‘A Pior Pessoa do Mundo’ e a condição millennial
Um ponto de vista contundente sobre alguns dos mais soluçantes dilemas dessa geração
O filme “A Pior Pessoa do Mundo” (2021), do cineasta norueguês Joachim Trier, tem chamado atenção por uma diversidade de questões que aborda. Não são poucas as pessoas que se declaram identificadas com os problemas manifestados nas trajetórias dos personagens com seus ritmos reflexivos tão delicadamente elaborados.
O filme é um ponto de vista contundente sobre alguns dos mais soluçantes dilemas que formariam a condição da assim chamada geração millennial. Lança-se ao centro do debate o tema das incertezas e dúvidas que pairam nas vidas de jovens adultos diante de um universo aparentemente repleto de opções e possibilidades, onde o receituário clássico ancorado no casamento e do emprego fixo, por exemplo, já não é visto como padrão do bem viver.
Em certo capítulo, uma sentença soa como o principal nó que tensiona o argumento do filme, na fronteira entre duas gerações. Aksel, com um pouco mais de 40 anos de idade, diz para Julie, que recém completou os 30: “Eu cresci num tempo em que a cultura era transmitida por meio dos objetos. Eles eram interessantes porque nós podíamos viver entre eles”. De um lado, uma defesa penitente pela estabilidade, de outro a representação do etéreo, do indefinido e da dúvida. Não tem certo ou errado. E esse é o barato do filme que, importante lembrar, é ele mesmo um produto dessas tensões geracionais.

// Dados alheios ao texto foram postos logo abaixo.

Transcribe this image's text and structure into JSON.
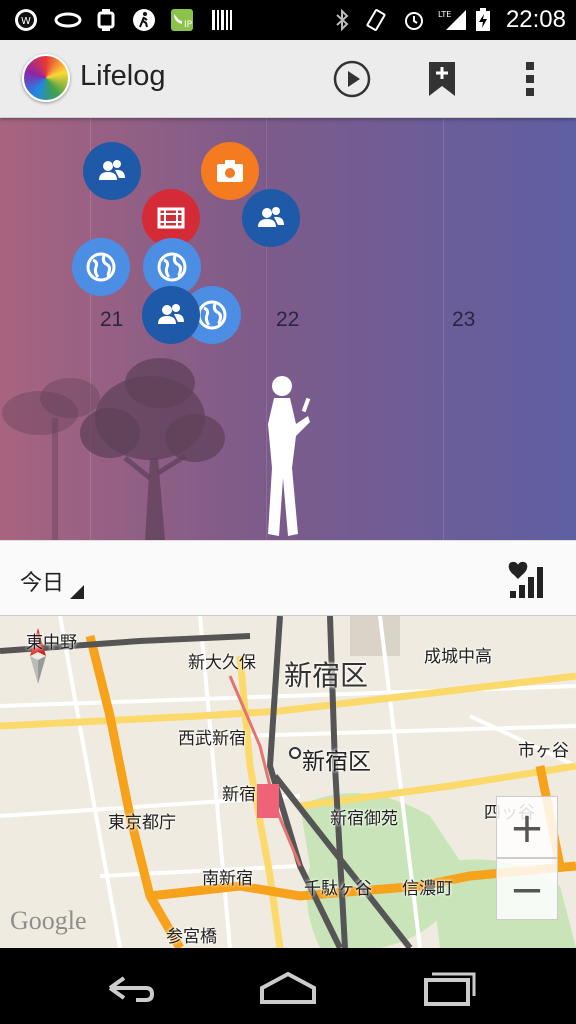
{
  "status_bar": {
    "time": "22:08",
    "left_icons": [
      "w-badge-icon",
      "wristband-icon",
      "smartwatch-icon",
      "walking-person-icon",
      "ip-phone-icon",
      "barcode-icon"
    ],
    "right_icons": [
      "bluetooth-icon",
      "vibrate-icon",
      "alarm-icon",
      "lte-signal-icon",
      "battery-charging-icon"
    ]
  },
  "action_bar": {
    "title": "Lifelog",
    "actions": [
      "play-icon",
      "add-bookmark-icon",
      "overflow-menu-icon"
    ]
  },
  "timeline": {
    "days": [
      "21",
      "22",
      "23"
    ],
    "bubbles": [
      {
        "icon": "people-icon",
        "color": "#1f5aa8"
      },
      {
        "icon": "camera-icon",
        "color": "#f47b20"
      },
      {
        "icon": "movie-icon",
        "color": "#d52b37"
      },
      {
        "icon": "people-icon",
        "color": "#1f5aa8"
      },
      {
        "icon": "globe-icon",
        "color": "#4c8ee3"
      },
      {
        "icon": "globe-icon",
        "color": "#4c8ee3"
      },
      {
        "icon": "globe-icon",
        "color": "#4c8ee3"
      },
      {
        "icon": "people-icon",
        "color": "#1f5aa8"
      }
    ]
  },
  "filter_bar": {
    "period_label": "今日",
    "stats_icon": "heart-signal-icon"
  },
  "map": {
    "labels": {
      "higashi_nakano": "東中野",
      "shin_okubo": "新大久保",
      "shinjuku_ward_big": "新宿区",
      "seijo_chuko": "成城中高",
      "seibu_shinjuku": "西武新宿",
      "shinjuku_ward": "新宿区",
      "ichigaya": "市ヶ谷",
      "shinjuku": "新宿",
      "shinjuku_gyoen": "新宿御苑",
      "yotsuya": "四ッ谷",
      "tokyo_tocho": "東京都庁",
      "minami_shinjuku": "南新宿",
      "sendagaya": "千駄ヶ谷",
      "shinanomachi": "信濃町",
      "sangubashi": "参宮橋"
    },
    "zoom_in": "+",
    "zoom_out": "−",
    "attribution": "Google"
  },
  "nav_bar": [
    "back-icon",
    "home-icon",
    "recent-apps-icon"
  ]
}
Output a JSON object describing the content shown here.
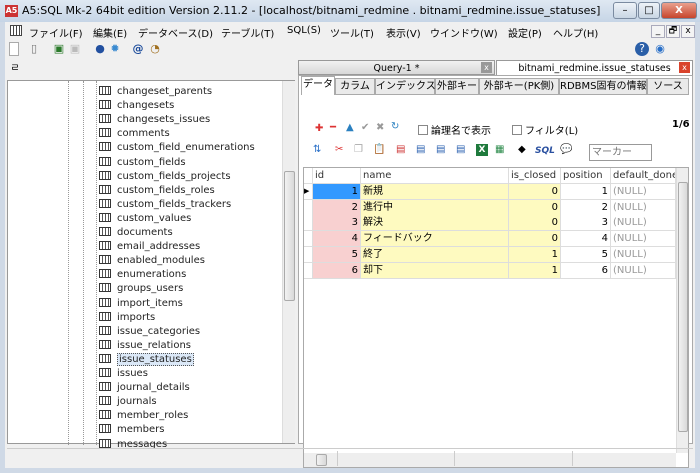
{
  "window": {
    "title": "A5:SQL Mk-2 64bit edition Version 2.11.2 - [localhost/bitnami_redmine . bitnami_redmine.issue_statuses]",
    "app_icon": "A5",
    "minimize": "–",
    "maximize": "□",
    "close": "X"
  },
  "menu": [
    "ファイル(F)",
    "編集(E)",
    "データベース(D)",
    "テーブル(T)",
    "SQL(S)",
    "ツール(T)",
    "表示(V)",
    "ウインドウ(W)",
    "設定(P)",
    "ヘルプ(H)"
  ],
  "mdi_buttons": {
    "minimize": "_",
    "restore": "🗗",
    "close": "x"
  },
  "toolbar_icons": [
    "new-file-icon",
    "open-icon",
    "connect-icon",
    "disconnect-icon",
    "database-icon",
    "settings-icon",
    "at-icon",
    "history-icon",
    "help-icon",
    "web-icon"
  ],
  "tree": {
    "items": [
      "changeset_parents",
      "changesets",
      "changesets_issues",
      "comments",
      "custom_field_enumerations",
      "custom_fields",
      "custom_fields_projects",
      "custom_fields_roles",
      "custom_fields_trackers",
      "custom_values",
      "documents",
      "email_addresses",
      "enabled_modules",
      "enumerations",
      "groups_users",
      "import_items",
      "imports",
      "issue_categories",
      "issue_relations",
      "issue_statuses",
      "issues",
      "journal_details",
      "journals",
      "member_roles",
      "members",
      "messages"
    ],
    "selected": "issue_statuses"
  },
  "doc_tabs": [
    {
      "label": "Query-1 *",
      "active": false
    },
    {
      "label": "bitnami_redmine.issue_statuses",
      "active": true
    }
  ],
  "sub_tabs": [
    "データ",
    "カラム",
    "インデックス",
    "外部キー",
    "外部キー(PK側)",
    "RDBMS固有の情報",
    "ソース"
  ],
  "data_toolbar": {
    "logical_name_label": "論理名で表示",
    "filter_label": "フィルタ(L)",
    "record_pos": "1/6",
    "marker_placeholder": "マーカー",
    "sql_label": "SQL"
  },
  "grid": {
    "columns": [
      "id",
      "name",
      "is_closed",
      "position",
      "default_done_r"
    ],
    "rows": [
      [
        "1",
        "新規",
        "0",
        "1",
        "(NULL)"
      ],
      [
        "2",
        "進行中",
        "0",
        "2",
        "(NULL)"
      ],
      [
        "3",
        "解決",
        "0",
        "3",
        "(NULL)"
      ],
      [
        "4",
        "フィードバック",
        "0",
        "4",
        "(NULL)"
      ],
      [
        "5",
        "終了",
        "1",
        "5",
        "(NULL)"
      ],
      [
        "6",
        "却下",
        "1",
        "6",
        "(NULL)"
      ]
    ]
  },
  "colors": {
    "pk_cell": "#f8d0d0",
    "selected_cell": "#3399ff",
    "name_cell": "#fefac0",
    "null_text": "#999999"
  }
}
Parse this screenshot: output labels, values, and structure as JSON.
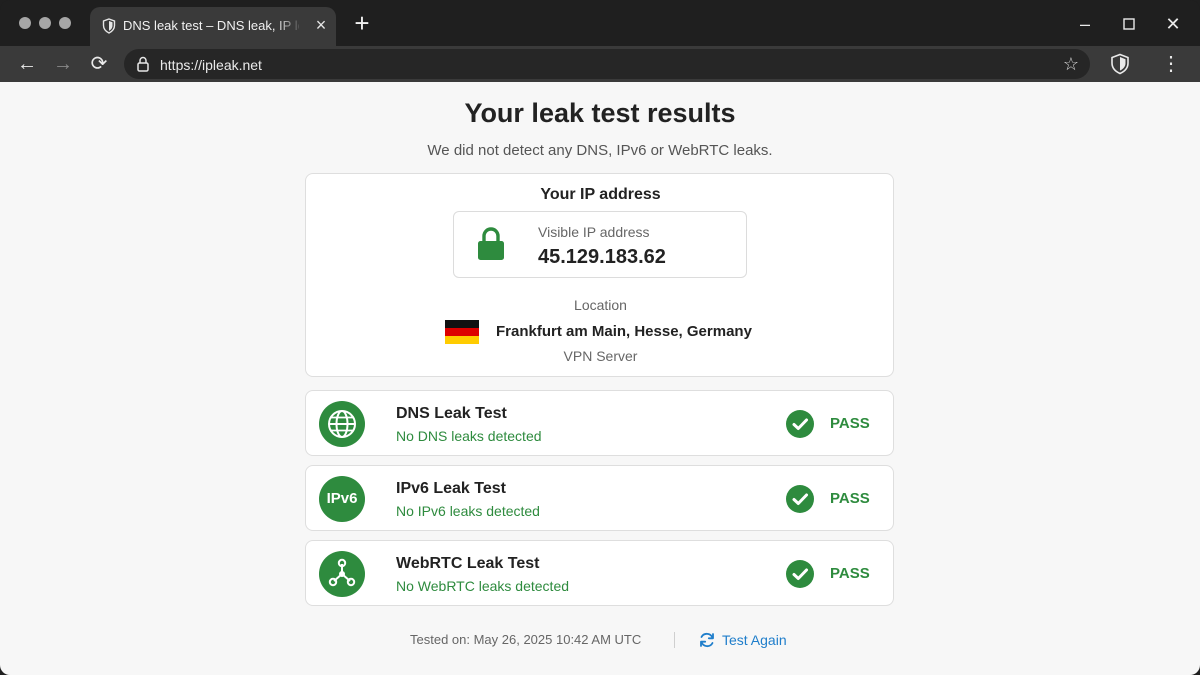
{
  "browser": {
    "tab_title": "DNS leak test – DNS leak, IP leak",
    "url": "https://ipleak.net",
    "icons": [
      "shield-icon",
      "close-icon",
      "plus-icon",
      "minimize-icon",
      "maximize-icon",
      "close-window-icon",
      "back-icon",
      "forward-icon",
      "reload-icon",
      "lock-icon",
      "star-icon",
      "extension-shield-icon",
      "more-menu-icon"
    ]
  },
  "header": {
    "title": "Your leak test results",
    "subtitle": "We did not detect any DNS, IPv6 or WebRTC leaks."
  },
  "ip_card": {
    "title": "Your IP address",
    "visible_label": "Visible IP address",
    "ip": "45.129.183.62",
    "location_label": "Location",
    "location": "Frankfurt am Main, Hesse, Germany",
    "location_note": "VPN Server"
  },
  "tests": [
    {
      "title": "DNS Leak Test",
      "subtitle": "No DNS leaks detected",
      "status": "PASS",
      "icon": "globe-icon"
    },
    {
      "title": "IPv6 Leak Test",
      "subtitle": "No IPv6 leaks detected",
      "status": "PASS",
      "icon": "ipv6-icon",
      "icon_text": "IPv6"
    },
    {
      "title": "WebRTC Leak Test",
      "subtitle": "No WebRTC leaks detected",
      "status": "PASS",
      "icon": "network-icon"
    }
  ],
  "footer": {
    "tested_on": "Tested on: May 26, 2025 10:42 AM UTC",
    "test_again": "Test Again"
  },
  "colors": {
    "pass_green": "#2e8b3e",
    "link_blue": "#1f7ecb",
    "browser_dark": "#1f1f1f"
  }
}
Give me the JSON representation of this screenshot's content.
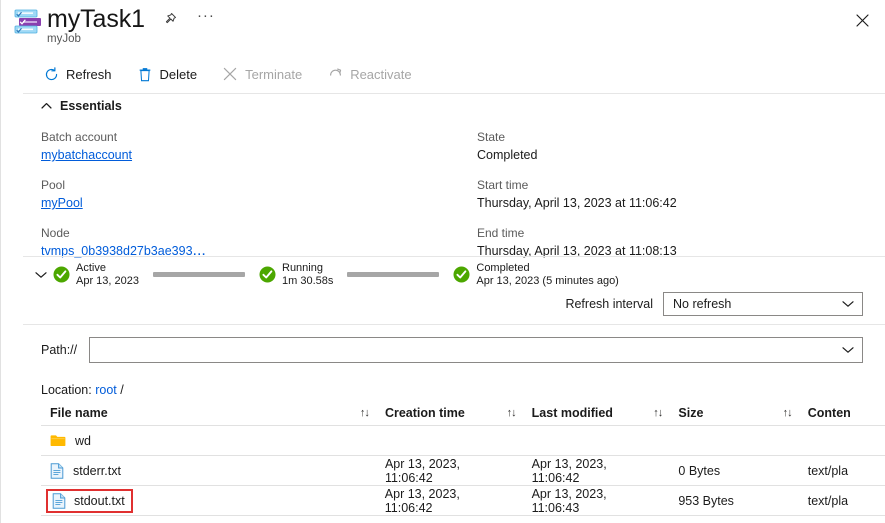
{
  "header": {
    "icon": "batch-task-icon",
    "title": "myTask1",
    "subtitle": "myJob",
    "pin_icon": "pin-icon",
    "more_icon": "ellipsis-icon",
    "close_icon": "close-icon"
  },
  "toolbar": {
    "items": [
      {
        "label": "Refresh",
        "icon": "refresh-icon",
        "disabled": false
      },
      {
        "label": "Delete",
        "icon": "trash-icon",
        "disabled": false
      },
      {
        "label": "Terminate",
        "icon": "x-icon",
        "disabled": true
      },
      {
        "label": "Reactivate",
        "icon": "reactivate-arrow-icon",
        "disabled": true
      }
    ]
  },
  "essentials": {
    "section_label": "Essentials",
    "collapse_icon": "chevron-up-icon",
    "left": [
      {
        "label": "Batch account",
        "value": "mybatchaccount",
        "link": true
      },
      {
        "label": "Pool",
        "value": "myPool",
        "link": true
      },
      {
        "label": "Node",
        "value": "tvmps_0b3938d27b3ae393",
        "link": true,
        "truncated": "..."
      }
    ],
    "right": [
      {
        "label": "State",
        "value": "Completed",
        "link": false
      },
      {
        "label": "Start time",
        "value": "Thursday, April 13, 2023 at 11:06:42",
        "link": false
      },
      {
        "label": "End time",
        "value": "Thursday, April 13, 2023 at 11:08:13",
        "link": false
      }
    ]
  },
  "timeline": {
    "expand_icon": "chevron-down-icon",
    "status_color": "#4ca700",
    "stages": [
      {
        "name": "Active",
        "sub": "Apr 13, 2023",
        "icon": "check-circle-icon"
      },
      {
        "name": "Running",
        "sub": "1m 30.58s",
        "icon": "check-circle-icon"
      },
      {
        "name": "Completed",
        "sub": "Apr 13, 2023 (5 minutes ago)",
        "icon": "check-circle-icon"
      }
    ]
  },
  "refresh": {
    "label": "Refresh interval",
    "value": "No refresh",
    "chevron_icon": "chevron-down-icon"
  },
  "path": {
    "label": "Path://",
    "value": "",
    "placeholder": "",
    "chevron_icon": "chevron-down-icon"
  },
  "location": {
    "prefix": "Location:",
    "link": "root",
    "separator": "/"
  },
  "files": {
    "sort_icon": "sort-updown-icon",
    "columns": [
      {
        "key": "name",
        "label": "File name",
        "sortable": true
      },
      {
        "key": "creation",
        "label": "Creation time",
        "sortable": true
      },
      {
        "key": "modified",
        "label": "Last modified",
        "sortable": true
      },
      {
        "key": "size",
        "label": "Size",
        "sortable": true
      },
      {
        "key": "type",
        "label": "Conten",
        "sortable": false
      }
    ],
    "rows": [
      {
        "name": "wd",
        "icon": "folder-icon",
        "creation": "",
        "modified": "",
        "size": "",
        "type": "",
        "highlighted": false
      },
      {
        "name": "stderr.txt",
        "icon": "file-icon",
        "creation": "Apr 13, 2023, 11:06:42",
        "modified": "Apr 13, 2023, 11:06:42",
        "size": "0 Bytes",
        "type": "text/pla",
        "highlighted": false
      },
      {
        "name": "stdout.txt",
        "icon": "file-icon",
        "creation": "Apr 13, 2023, 11:06:42",
        "modified": "Apr 13, 2023, 11:06:43",
        "size": "953 Bytes",
        "type": "text/pla",
        "highlighted": true
      }
    ]
  },
  "colors": {
    "link": "#015cda",
    "success": "#4ca700",
    "highlight_box": "#e03030",
    "folder": "#ffb900"
  }
}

Objetos não somente fixam e tornam visíveis aspectos imateriais, mas também agem em nossas subjetividades e nos sentidos que damos à vida
Aksel tem razão quando coloca os objetos como sujeitos de sua oração. Objetos expressam, dão vida, forma e usos a desejos, significados, ideias e crenças. Nós pensamos, construímos relações, festejamos, trabalhamos, choramos e criamos com eles. Objetos nos unem e nos separam dos lugares e das pessoas. Podemos pensar, por exemplo, nos souvenirs de viagens que transmitem, no tempo, espaços e experiências, nos objetos sagrados que dão corpos à fé.
Lembramos dos artigos do consumo e do desejo, das coleções de livros, gibis, vinis e das peças dos acervos em museus. E os álbuns de fotografias? Eles organizam as nossas histórias, emprestando alguma presença mágica às ausências. Os diários nos ajudam a arquivar a nós mesmos contra as angústias do esquecimento. Todos esses objetos não somente fixam e tornam visíveis aspectos imateriais, mas também agem em nossas subjetividades e nos sentidos que damos à vida.
Mas, sem incorrer em spoiler, é importante notar que Aksel está vivendo um drama de separações, de vida e de morte. A nostalgia, cultivada no terreno da memória, é uma construção seletiva e idealizada sobre o passado contra a ameaça do desaparecimento. O pensamento nostálgico diz muito mais sobre o presente do que sobre a passado propriamente dito. É também onde o problema dos objetos torna-se sintoma da disputa geracional que se instaura entre os personagens do filme. A qualidade material e palpável associada ao passado é colocada, por Aksel, num simplificado e situacional contraste com a instabilidade e a indefinição características do presente e encarnadas em Julie.
A nostalgia, cultivada no terreno da memória, é uma construção seletiva e idealizada sobre o passado contra a ameaça do desparecimento
De todo modo, tanto Julie quanto Aksel vocalizam que as nossas relações com os objetos, com o tempo e com nós mesmos estão em plena transformação. Com o surgimento e a expansão da internet e dos smartphones observamos as sensações, cada vez mais mediadas pelo virtual, escapulirem das nossas mãos, correndo em maior velocidade diante dos nossos olhos. Isso se reflete em nossos hábitos cotidianos, em nossas formas de se relacionar com outras pessoas e, claro, nas perguntas que escolhemos fazer ao contemplar os mistérios do mundo.
Mas, ao contrário do pessimismo de Aksel, a cultura material não está em desaparecimento. Ela está, antes, sendo reconfigurada, ganhando novos personagens, mediações e usos, estimulando outros sentidos com os quais somos desafiados a lidar todos os dias. Nós estamos conduzindo e arquivando as nossas vidas de maneiras diferentes e isso não quer dizer que estamos deixando de fazê-los. A frase de Aksel pairando suspensa nas emoções de Julie (e nas nossas também) pode ser o cerne daquilo que o filme, finalmente, simboliza: um elogio às perguntas e não às respostas.
Paulo Augusto Franco de Alcântara é antropólogo. Atualmente é vinculado ao Departamento de Antropologia da Universidade de São Paulo como pesquisador de pós-doutorado.